The Winged Seed: A Remembrance
- Author: Li-Young Lee
- Publisher: Simon & Schuster
- Publication date: 1995
- ISBN: 978-1938160042
- Preceded by: The City In Which I Love You
- Followed by: Book of My Nights

= The Winged Seed =

1995 memoir by Li-Young Lee

The Winged Seed: A Remembrance is a 1995 memoir by Li-Young Lee, published by Simon & Schuster. The book went on to win an American Book Award, and it was later reissued by BOA Editions for its American Reader Series in 2013.

== Contents ==
Narrated through Lee as he lays in bed with his wife in their Chicago home, the book concerns Li's family history, specifically his grandfather who was Yuan Shikai, the first president of the Republic of China, as well as Lee's father who was a personal physician to Mao Zedong but later had to flee persecution in the fifties by escaping to Indonesia. There, Lee's father founded a university in Jakarta but was eventually convicted as a political prisoner by the Sukarno regime. Lee, born in 1957, and his siblings thus grew up and spent their formative childhood years aware of their father's incarceration and subsequently waiting for his freedom. After Lee's father was released, Lee's family escaped to Hong Kong and eventually resettled in the United States. Convinced that their survival was miraculous, Lee's father took up the Christian faith and became a Presbyterian minister.

== Critical reception ==
Kirkus Reviews called the book "a haunting exploration of memory, identity, love, and exile." The reviewer said characteristics of Lee's poetry found its way into his prose, making for a memoir "beautifully rendered" in its tormented remembrances. Publishers Weekly similarly called the book a "lyrical memoir"and said that "In this evocative tale, politics plays a lesser role than family history and love in a world that was sad, frightening and hard for a child to understand. For the reader, however, Li-Young's portraits of the times are vividly illuminating."
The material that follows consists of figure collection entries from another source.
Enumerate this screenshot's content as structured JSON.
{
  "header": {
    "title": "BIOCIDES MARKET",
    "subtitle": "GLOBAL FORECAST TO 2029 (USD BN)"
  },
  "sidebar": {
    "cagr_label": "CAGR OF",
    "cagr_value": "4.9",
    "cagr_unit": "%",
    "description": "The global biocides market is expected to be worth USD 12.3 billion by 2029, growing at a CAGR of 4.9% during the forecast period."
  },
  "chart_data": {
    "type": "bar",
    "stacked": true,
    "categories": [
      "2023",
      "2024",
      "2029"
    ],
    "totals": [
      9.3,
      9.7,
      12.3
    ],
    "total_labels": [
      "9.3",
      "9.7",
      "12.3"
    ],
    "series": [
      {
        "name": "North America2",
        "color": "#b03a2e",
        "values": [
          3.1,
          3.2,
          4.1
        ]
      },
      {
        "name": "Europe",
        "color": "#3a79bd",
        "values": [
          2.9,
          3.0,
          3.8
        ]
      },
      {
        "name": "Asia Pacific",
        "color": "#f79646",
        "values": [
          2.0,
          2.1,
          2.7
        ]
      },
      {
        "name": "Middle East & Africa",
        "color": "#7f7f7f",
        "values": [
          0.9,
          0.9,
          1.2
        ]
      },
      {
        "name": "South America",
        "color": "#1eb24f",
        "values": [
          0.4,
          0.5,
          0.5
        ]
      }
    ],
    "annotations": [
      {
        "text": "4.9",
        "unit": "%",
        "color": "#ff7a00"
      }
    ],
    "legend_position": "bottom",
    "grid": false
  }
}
Michael Harris, writing for the Los Angeles Times, argued for the book's blurring of the line between prose and poetry, saying that "In his compulsion to communicate all this, Lee moves from a poetic prose to an uncompromising poetry, when only the authority of his voice sustains us through stretches of pure metaphor and we have to trust—as we find we generally do—that the words flying past us carry the seeds of sense." Arthur McMaster, in Rattle, also called the book a "book length poem" and argued in favor of its classification as such despite its intention as a memoir:
"But hold on: Is a memoir retelling a man’s family’s troubled past with a revered but much distracted father really a poem? Semantics aside, it can be. I think this one is. The narration sings to us. The telling is consistently lyrical. Metaphors involving seeds populate the book, and the various and numinous seeds which preoccupied Lee’s father, a Christian bible scholar, offer unforeseen insights into the human condition."In Ploughshares, Kristina Kopić dismissed the terminology of memoir and autobiography, instead concentrating on Lee's specific use of the term "remembrance" in the book's subtitle. Lauding Lee's refusal to "impose narrative on everything", Kopić said that "he explores incredible acts of human cruelty, tragedy and kindness. And the success of his unconventional narrative structure is that it resists simplifying any of these difficult topics; it demands that the reader finish making sense of Lee’s remembrances."